My MySQL instance is getting killed by the Linux oom_killer
due to huge consumption of memory by mysql when inserting into longblob
columns. This occurs when restoring a mysqldump which contains a very large longblob
column.
I've run through things like this blog which suggests setting various read/write buffers to different sizes in order to limit memory consumption. But despite the mentioned script outputting a "TOTAL (MAX)" memory of 350MB after tweaks, mysql will still happily gobble up gigabytes of memory before eventually getting killed.

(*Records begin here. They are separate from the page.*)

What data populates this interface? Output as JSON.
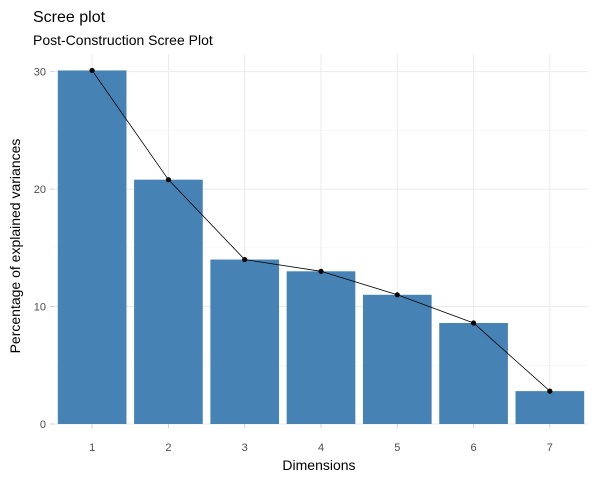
{
  "chart_data": {
    "type": "bar",
    "title": "Scree plot",
    "subtitle": "Post-Construction Scree Plot",
    "xlabel": "Dimensions",
    "ylabel": "Percentage of explained variances",
    "categories": [
      "1",
      "2",
      "3",
      "4",
      "5",
      "6",
      "7"
    ],
    "values": [
      30.1,
      20.8,
      14.0,
      13.0,
      11.0,
      8.6,
      2.8
    ],
    "overlay": "line-with-points",
    "ylim": [
      0,
      31.5
    ],
    "yticks": [
      0,
      10,
      20,
      30
    ],
    "grid": true,
    "legend": "none",
    "colors": {
      "bar": "#4682B4",
      "line": "#000000",
      "point": "#000000",
      "grid": "#EBEBEB"
    }
  }
}
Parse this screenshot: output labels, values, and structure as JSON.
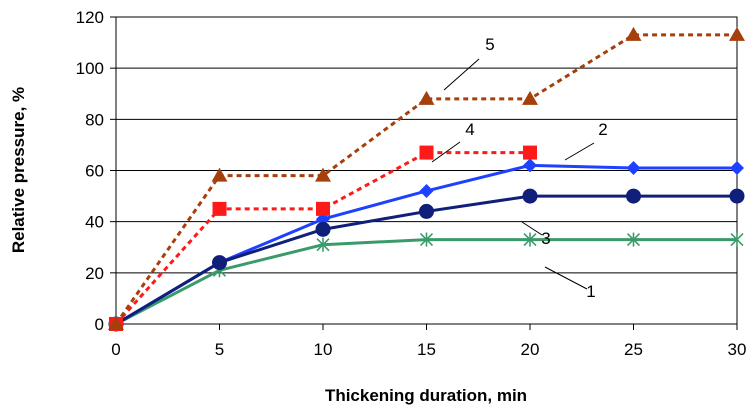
{
  "chart_data": {
    "type": "line",
    "xlabel": "Thickening duration, min",
    "ylabel": "Relative pressure, %",
    "xlim": [
      0,
      30
    ],
    "ylim": [
      0,
      120
    ],
    "x_ticks": [
      "0",
      "5",
      "10",
      "15",
      "20",
      "25",
      "30"
    ],
    "y_ticks": [
      "0",
      "20",
      "40",
      "60",
      "80",
      "100",
      "120"
    ],
    "grid": "horizontal",
    "legend": "none",
    "series": [
      {
        "name": "1",
        "color": "#3a9a6a",
        "line": "solid",
        "marker": "asterisk",
        "x": [
          0,
          5,
          10,
          15,
          20,
          25,
          30
        ],
        "y": [
          0,
          21,
          31,
          33,
          33,
          33,
          33
        ]
      },
      {
        "name": "2",
        "color": "#1e40ff",
        "line": "solid",
        "marker": "diamond",
        "x": [
          0,
          5,
          10,
          15,
          20,
          25,
          30
        ],
        "y": [
          0,
          24,
          41,
          52,
          62,
          61,
          61
        ]
      },
      {
        "name": "3",
        "color": "#0f1f7a",
        "line": "solid",
        "marker": "circle",
        "x": [
          0,
          5,
          10,
          15,
          20,
          25,
          30
        ],
        "y": [
          0,
          24,
          37,
          44,
          50,
          50,
          50
        ]
      },
      {
        "name": "4",
        "color": "#ff1a1a",
        "line": "dotted",
        "marker": "square",
        "x": [
          0,
          5,
          10,
          15,
          20
        ],
        "y": [
          0,
          45,
          45,
          67,
          67
        ]
      },
      {
        "name": "5",
        "color": "#a5400c",
        "line": "dotted",
        "marker": "triangle",
        "x": [
          0,
          5,
          10,
          15,
          20,
          25,
          30
        ],
        "y": [
          0,
          58,
          58,
          88,
          88,
          113,
          113
        ]
      }
    ]
  }
}
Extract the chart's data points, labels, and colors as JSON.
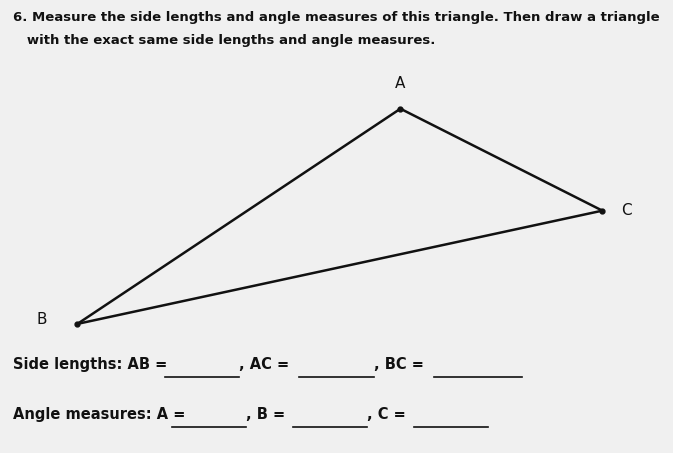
{
  "title_line1": "6. Measure the side lengths and angle measures of this triangle. Then draw a triangle",
  "title_line2": "   with the exact same side lengths and angle measures.",
  "bg_color": "#f0f0f0",
  "triangle": {
    "A": [
      0.595,
      0.76
    ],
    "B": [
      0.115,
      0.285
    ],
    "C": [
      0.895,
      0.535
    ]
  },
  "vertex_label_offsets": {
    "A": [
      0.0,
      0.04
    ],
    "B": [
      -0.045,
      0.01
    ],
    "C": [
      0.028,
      0.0
    ]
  },
  "line_color": "#111111",
  "line_width": 1.8,
  "label_fontsize": 11,
  "title_fontsize": 9.5,
  "text_fontsize": 10.5,
  "underline_color": "#111111",
  "underline_lw": 1.2
}
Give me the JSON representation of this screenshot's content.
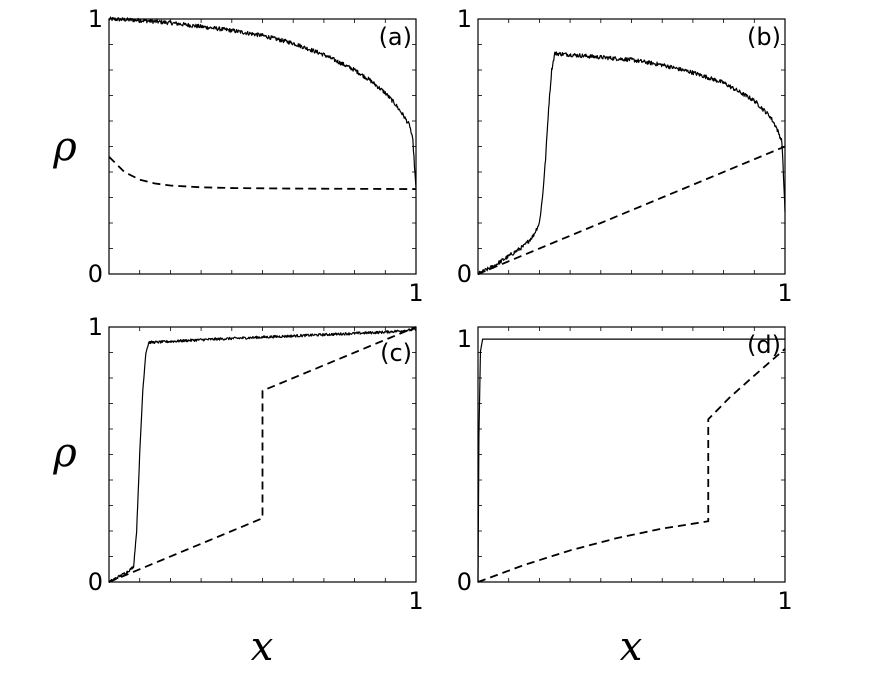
{
  "figure": {
    "ylabel": "ρ",
    "xlabel": "x"
  },
  "chart_data": [
    {
      "type": "line",
      "panel_label": "(a)",
      "xlim": [
        0,
        1
      ],
      "ylim": [
        0,
        1
      ],
      "xticklabels": [
        "",
        "1"
      ],
      "yticklabels": [
        "0",
        "1"
      ],
      "series": [
        {
          "style": "solid",
          "x": [
            0,
            0.1,
            0.2,
            0.3,
            0.4,
            0.5,
            0.6,
            0.7,
            0.75,
            0.8,
            0.85,
            0.9,
            0.93,
            0.96,
            0.98,
            0.99,
            1.0
          ],
          "y": [
            1.0,
            0.995,
            0.985,
            0.97,
            0.955,
            0.935,
            0.905,
            0.86,
            0.83,
            0.8,
            0.76,
            0.71,
            0.67,
            0.62,
            0.58,
            0.52,
            0.33
          ]
        },
        {
          "style": "dashed",
          "x": [
            0,
            0.05,
            0.1,
            0.15,
            0.2,
            0.3,
            0.4,
            0.6,
            0.8,
            1.0
          ],
          "y": [
            0.46,
            0.4,
            0.37,
            0.355,
            0.347,
            0.34,
            0.337,
            0.335,
            0.334,
            0.333
          ]
        }
      ],
      "noise": 0.008
    },
    {
      "type": "line",
      "panel_label": "(b)",
      "xlim": [
        0,
        1
      ],
      "ylim": [
        0,
        1
      ],
      "xticklabels": [
        "",
        "1"
      ],
      "yticklabels": [
        "0",
        "1"
      ],
      "series": [
        {
          "style": "solid",
          "x": [
            0,
            0.05,
            0.1,
            0.15,
            0.18,
            0.2,
            0.21,
            0.22,
            0.23,
            0.24,
            0.25,
            0.3,
            0.4,
            0.5,
            0.6,
            0.7,
            0.8,
            0.9,
            0.95,
            0.97,
            0.99,
            1.0
          ],
          "y": [
            0.0,
            0.03,
            0.07,
            0.11,
            0.15,
            0.2,
            0.3,
            0.45,
            0.65,
            0.8,
            0.865,
            0.86,
            0.85,
            0.84,
            0.82,
            0.79,
            0.75,
            0.68,
            0.62,
            0.58,
            0.52,
            0.25
          ]
        },
        {
          "style": "dashed",
          "x": [
            0,
            1.0
          ],
          "y": [
            0.0,
            0.5
          ]
        }
      ],
      "noise": 0.008
    },
    {
      "type": "line",
      "panel_label": "(c)",
      "xlim": [
        0,
        1
      ],
      "ylim": [
        0,
        1
      ],
      "xticklabels": [
        "",
        "1"
      ],
      "yticklabels": [
        "0",
        "1"
      ],
      "series": [
        {
          "style": "solid",
          "x": [
            0,
            0.03,
            0.06,
            0.08,
            0.09,
            0.1,
            0.11,
            0.12,
            0.13,
            0.15,
            0.3,
            0.5,
            0.7,
            0.9,
            1.0
          ],
          "y": [
            0.0,
            0.02,
            0.04,
            0.06,
            0.2,
            0.5,
            0.75,
            0.9,
            0.94,
            0.94,
            0.95,
            0.96,
            0.97,
            0.98,
            0.99
          ]
        },
        {
          "style": "dashed",
          "x": [
            0,
            0.5,
            0.5,
            1.0
          ],
          "y": [
            0.0,
            0.25,
            0.75,
            1.0
          ]
        }
      ],
      "noise": 0.005
    },
    {
      "type": "line",
      "panel_label": "(d)",
      "xlim": [
        0,
        1
      ],
      "ylim": [
        0,
        1.05
      ],
      "xticklabels": [
        "",
        "1"
      ],
      "yticklabels": [
        "0",
        "1"
      ],
      "series": [
        {
          "style": "solid",
          "x": [
            0,
            0.003,
            0.008,
            0.015,
            1.0
          ],
          "y": [
            0.0,
            0.6,
            0.95,
            1.0,
            1.0
          ]
        },
        {
          "style": "dashed",
          "x": [
            0,
            0.15,
            0.3,
            0.45,
            0.6,
            0.75,
            0.75,
            0.82,
            0.9,
            1.0
          ],
          "y": [
            0.0,
            0.07,
            0.13,
            0.18,
            0.22,
            0.25,
            0.67,
            0.76,
            0.85,
            0.96
          ]
        }
      ],
      "noise": 0.0
    }
  ]
}
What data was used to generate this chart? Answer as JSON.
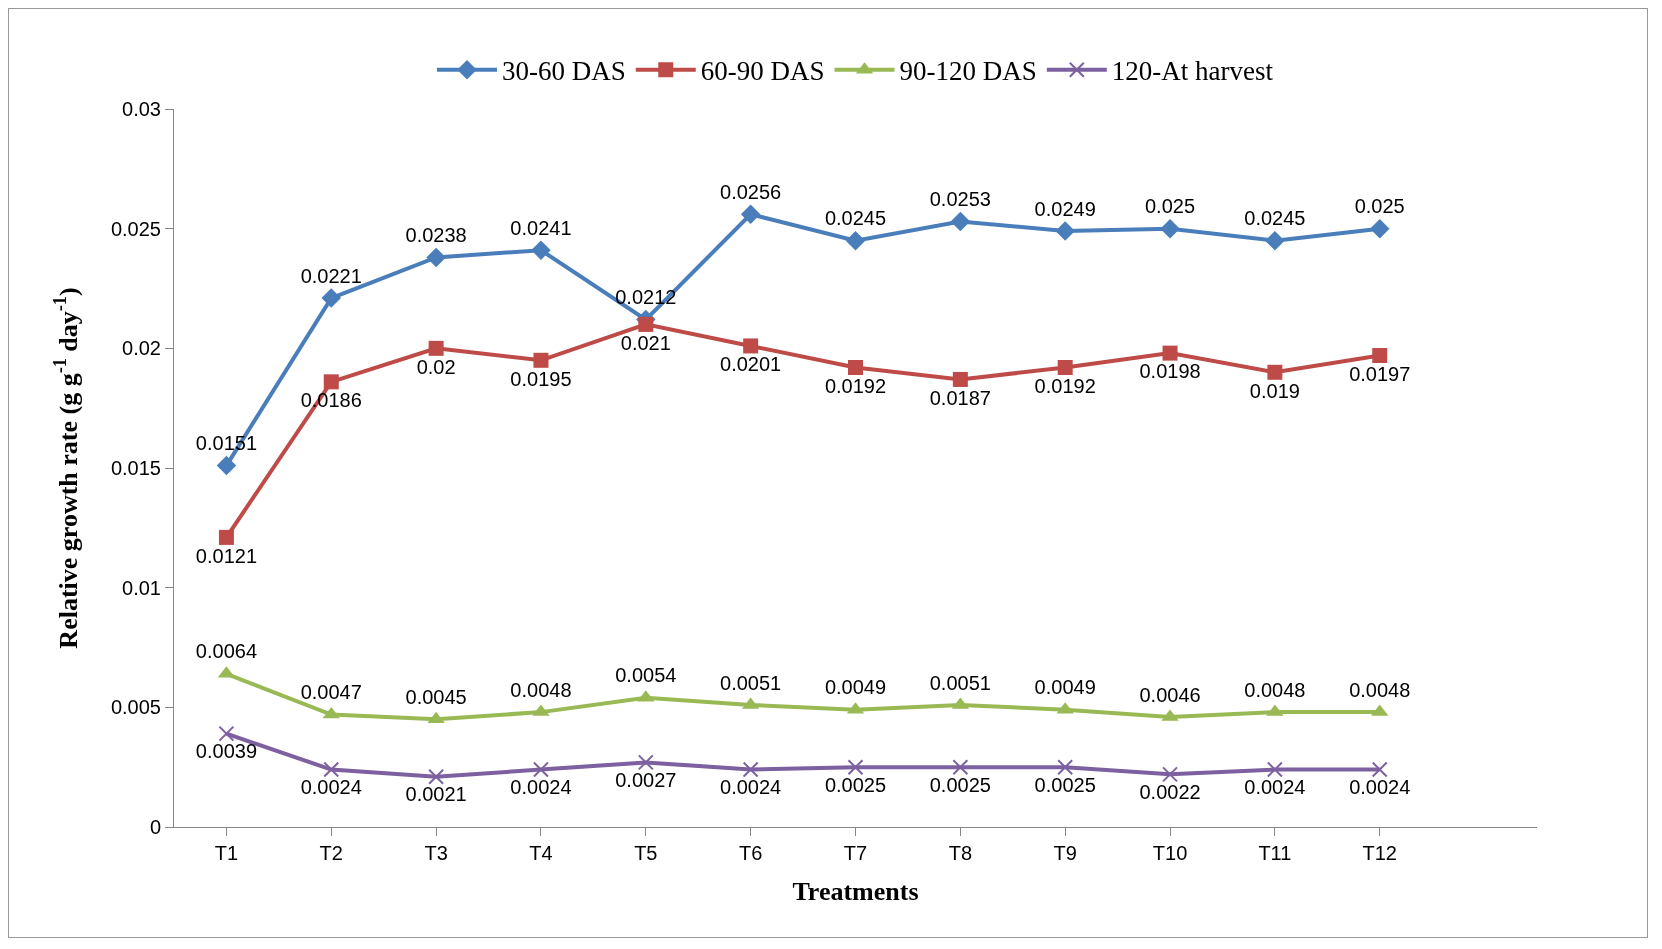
{
  "chart_data": {
    "type": "line",
    "xlabel": "Treatments",
    "ylabel": "Relative growth rate (g g$^{-1}$ day$^{-1}$)",
    "categories": [
      "T1",
      "T2",
      "T3",
      "T4",
      "T5",
      "T6",
      "T7",
      "T8",
      "T9",
      "T10",
      "T11",
      "T12"
    ],
    "series": [
      {
        "name": "30-60 DAS",
        "color": "#4a7ebb",
        "marker": "diamond",
        "values": [
          0.0151,
          0.0221,
          0.0238,
          0.0241,
          0.0212,
          0.0256,
          0.0245,
          0.0253,
          0.0249,
          0.025,
          0.0245,
          0.025
        ]
      },
      {
        "name": "60-90 DAS",
        "color": "#be4b48",
        "marker": "square",
        "values": [
          0.0121,
          0.0186,
          0.02,
          0.0195,
          0.021,
          0.0201,
          0.0192,
          0.0187,
          0.0192,
          0.0198,
          0.019,
          0.0197
        ]
      },
      {
        "name": "90-120 DAS",
        "color": "#98b954",
        "marker": "triangle",
        "values": [
          0.0064,
          0.0047,
          0.0045,
          0.0048,
          0.0054,
          0.0051,
          0.0049,
          0.0051,
          0.0049,
          0.0046,
          0.0048,
          0.0048
        ]
      },
      {
        "name": "120-At harvest",
        "color": "#7d60a0",
        "marker": "cross",
        "values": [
          0.0039,
          0.0024,
          0.0021,
          0.0024,
          0.0027,
          0.0024,
          0.0025,
          0.0025,
          0.0025,
          0.0022,
          0.0024,
          0.0024
        ]
      }
    ],
    "ylim": [
      0,
      0.03
    ],
    "yticks": [
      0,
      0.005,
      0.01,
      0.015,
      0.02,
      0.025,
      0.03
    ],
    "grid": false,
    "legend": "top",
    "data_labels": true,
    "line_style": "solid"
  }
}
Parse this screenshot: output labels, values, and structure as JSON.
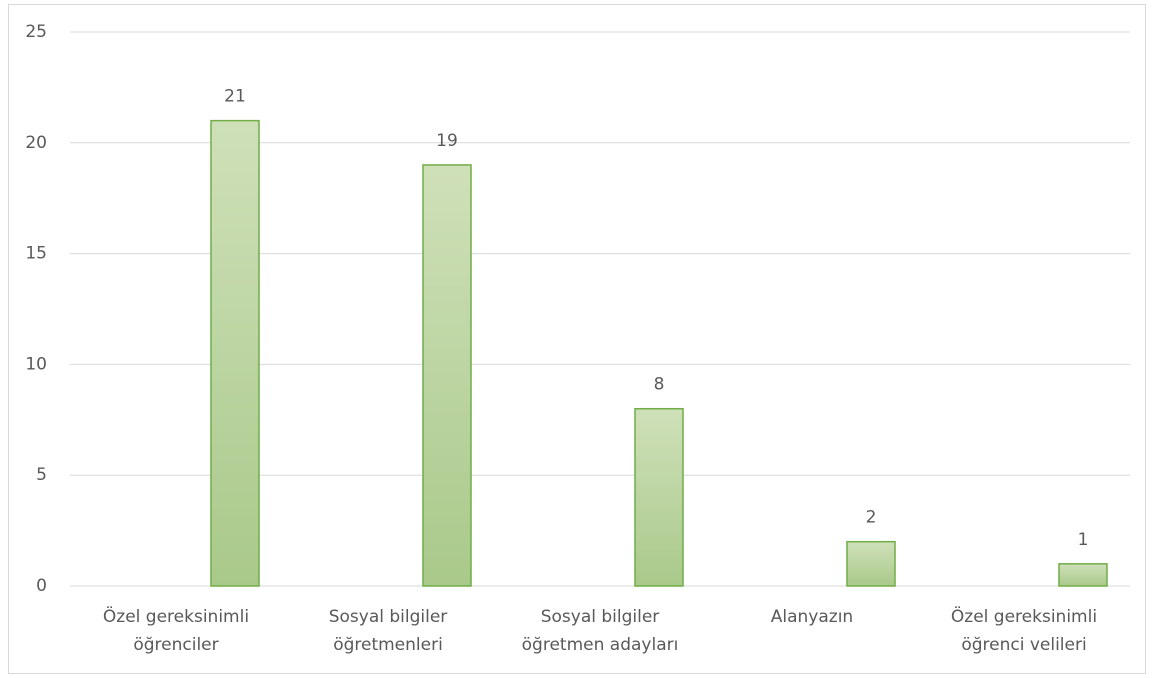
{
  "chart_data": {
    "type": "bar",
    "categories": [
      [
        "Özel gereksinimli",
        "öğrenciler"
      ],
      [
        "Sosyal bilgiler",
        "öğretmenleri"
      ],
      [
        "Sosyal bilgiler",
        "öğretmen adayları"
      ],
      [
        "Alanyazın"
      ],
      [
        "Özel gereksinimli",
        "öğrenci velileri"
      ]
    ],
    "values": [
      21,
      19,
      8,
      2,
      1
    ],
    "color": "#a9c98a",
    "edgecolor": "#70ad47",
    "ylim": [
      0,
      25
    ],
    "yticks": [
      0,
      5,
      10,
      15,
      20,
      25
    ],
    "grid": true
  }
}
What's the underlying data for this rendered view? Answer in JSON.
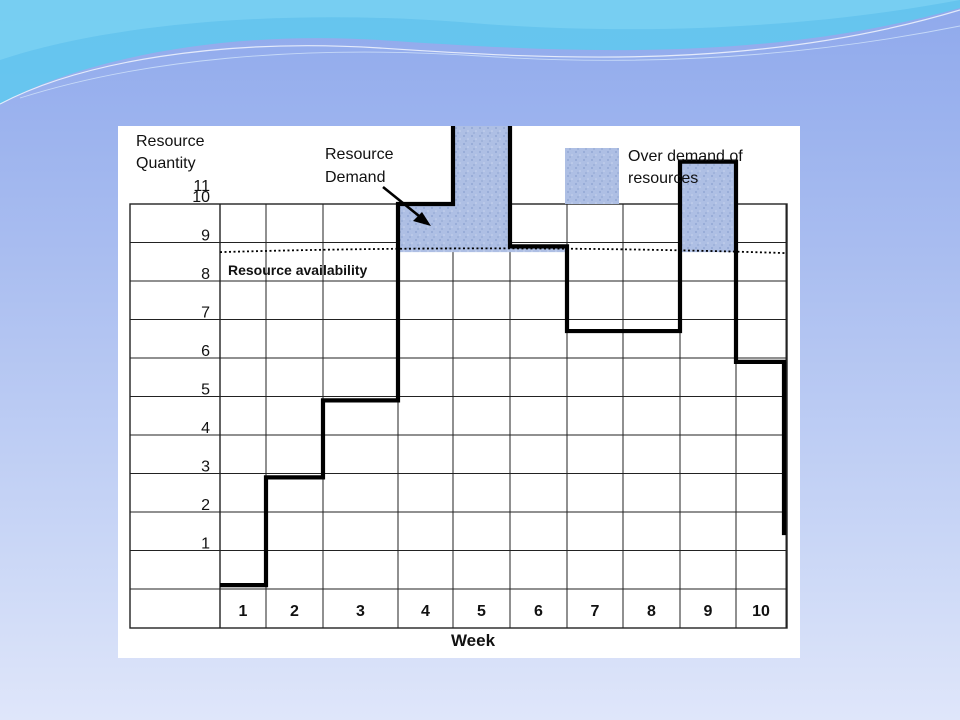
{
  "colors": {
    "background_top": "#8fa9ec",
    "background_bottom": "#dfe6fa",
    "wave": "#4cc8ee",
    "shade_fill": "#a9bfe6",
    "grid": "#222222",
    "demand_line": "#000000"
  },
  "chart_data": {
    "type": "line",
    "step": true,
    "xlabel": "Week",
    "ylabel_lines": [
      "Resource",
      "Quantity"
    ],
    "y_top_label": "11",
    "categories": [
      "1",
      "2",
      "3",
      "4",
      "5",
      "6",
      "7",
      "8",
      "9",
      "10"
    ],
    "yticks": [
      "1",
      "2",
      "3",
      "4",
      "5",
      "6",
      "7",
      "8",
      "9",
      "10"
    ],
    "ylim": [
      0,
      11
    ],
    "grid": true,
    "series": [
      {
        "name": "Resource Demand",
        "values": [
          0.1,
          2.9,
          4.9,
          10.0,
          12.1,
          8.9,
          6.7,
          6.7,
          11.1,
          5.9
        ],
        "end_value": 1.4
      }
    ],
    "availability": {
      "label": "Resource availability",
      "value": 8.75,
      "line_style": "dotted"
    },
    "annotations": {
      "demand": [
        "Resource",
        "Demand"
      ],
      "over_demand_legend": [
        "Over demand of",
        "resources"
      ]
    }
  }
}
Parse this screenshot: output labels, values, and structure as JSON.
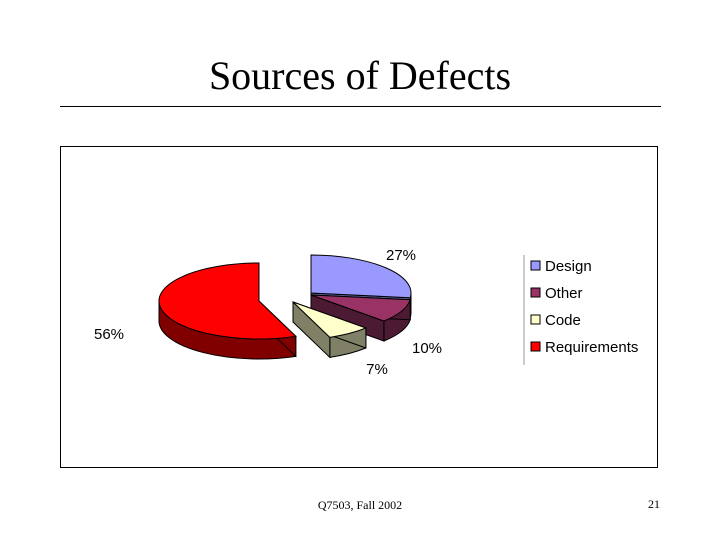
{
  "slide": {
    "title": "Sources of Defects",
    "footer": "Q7503, Fall 2002",
    "page_number": "21"
  },
  "chart_data": {
    "type": "pie",
    "title": "",
    "exploded_3d": true,
    "legend_position": "right",
    "slices": [
      {
        "label": "Design",
        "value": 27,
        "display": "27%",
        "color": "#9999ff",
        "side_color": "#5c5c99"
      },
      {
        "label": "Other",
        "value": 10,
        "display": "10%",
        "color": "#993366",
        "side_color": "#4d1a33"
      },
      {
        "label": "Code",
        "value": 7,
        "display": "7%",
        "color": "#ffffcc",
        "side_color": "#808066"
      },
      {
        "label": "Requirements",
        "value": 56,
        "display": "56%",
        "color": "#ff0000",
        "side_color": "#800000"
      }
    ]
  }
}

Here's a reproduction via Docker:
docker run -p 3306:3306 -e MYSQL_ROOT_PASSWORD=foobar -d --name mysql-longblob mysql:5.7
mysql -h 127.0.0.1 -P 3306 -u root --password -e "CREATE DATABASE blobs; USE blobs; CREATE TABLE longblob_test (bigcol LONGBLOB NOT NULL) ENGINE = InnoDB;"
mysql -h 127.0.0.1 -P 3306 -u root --password -e \
"SET GLOBAL max_allowed_packet=536870912;" # 512MB
mysql -h 127.0.0.1 -P 3306 -u root --password -D blobs -e "source ./500MB.sql"
In this case, docker stats reported consumption of ~1.8GB memory before it got OOM killed for exceeding its limit. At idle, mysql was reporting ~200MB memory.
Where 500MB.sql is a file inserting a 500MB blob of text in the shape:
INSERT INTO longblob_test VALUES ('500MB_WORTH_OF_TEXT_HERE')
So a couple of questions:
1) Why does mysql need to eat 1.6GB of memory to ingest a 500MB column?
2) How do I set a hard upper limit on mysql to prevent it ever exceeding "x" amount of memory?
P.S: You might be tempted to tell me that this is very silly, and you shouldn't be storing 500MB+ blobs in a database. I absolutely 100% agree! But it's an unfortunate situation, and rearchitecting the data storage is not possible in this situation.